By 1988, they hadn’t recorded a full album as a complete trio in four years. Side projects with Harold Budd and This Mortal Coil had seen the trio veer off into more overtly ambient territory but the arrival of Blue Bell Knoll in September of that year heralded not only a defining album of the era but also a spectacular work on its own terms, soaring amid a stately production with xylophones, glockenspiels and marimbas trilling through the sumptuous sound. Some twenty six years on, Simon Raymonde admits it was an unusually happy time to be in the Cocteau Twins.

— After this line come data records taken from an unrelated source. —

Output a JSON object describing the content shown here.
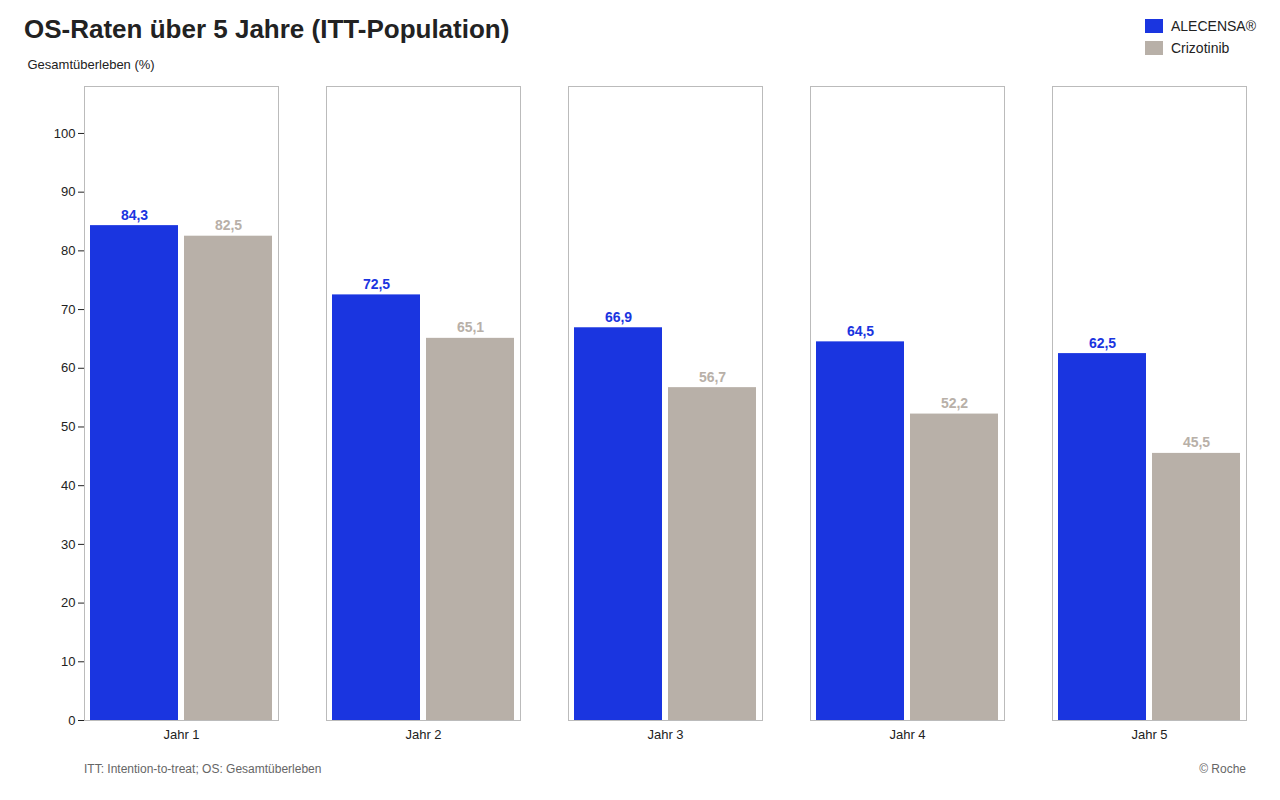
{
  "chart_data": {
    "type": "bar",
    "title": "OS-Raten über 5 Jahre (ITT-Population)",
    "ylabel": "Gesamtüberleben (%)",
    "categories": [
      "Jahr 1",
      "Jahr 2",
      "Jahr 3",
      "Jahr 4",
      "Jahr 5"
    ],
    "series": [
      {
        "name": "ALECENSA®",
        "color": "#1a35e0",
        "values": [
          84.3,
          72.5,
          66.9,
          64.5,
          62.5
        ],
        "value_labels": [
          "84,3",
          "72,5",
          "66,9",
          "64,5",
          "62,5"
        ]
      },
      {
        "name": "Crizotinib",
        "color": "#b8b0a8",
        "values": [
          82.5,
          65.1,
          56.7,
          52.2,
          45.5
        ],
        "value_labels": [
          "82,5",
          "65,1",
          "56,7",
          "52,2",
          "45,5"
        ]
      }
    ],
    "ylim": [
      0,
      108
    ],
    "yticks": [
      0,
      10,
      20,
      30,
      40,
      50,
      60,
      70,
      80,
      90,
      100
    ],
    "grid": false,
    "legend": "upper right",
    "data_labels": true,
    "annotations": [
      "ITT: Intention-to-treat; OS: Gesamtüberleben",
      "© Roche"
    ]
  }
}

“That whole period was incredibly fertile,” he says. “Even just before Blue Bell Knoll, with This Mortal Coil projects that I was deeply involved with, the Victorialand album [which Fraser and Guthrie recorded as a duo] and the Harold Budd collaboration, we were all super busy and—seemingly—fairly happy. Things seemed to be pretty good. We were at our most creative during that period, 1985 through 1990. And all the drug stuff hadn’t really come to the fore yet. The catalyst for it all was the studio we built in North Acton in an industrial estate with all these other small businesses, Dif Juz helped us build the studio inside this little unit. It was there that everything came together, and Blue Bell Knoll was probably the first record we made start to finish in our own place. We’d do bits and pieces elsewhere—we did some work at William Orbit’s house, the Tiny Dynamine and Echoes in a Shallow Bay EPs were done there and mixed somewhere else—but Blue Bell Knoll was the first time we had a studio with our own key and a front door we could shut and just get on with it. And that made a massive difference as the three of us were getting on and understanding what we were trying to do; it all gelled pretty well in that period.”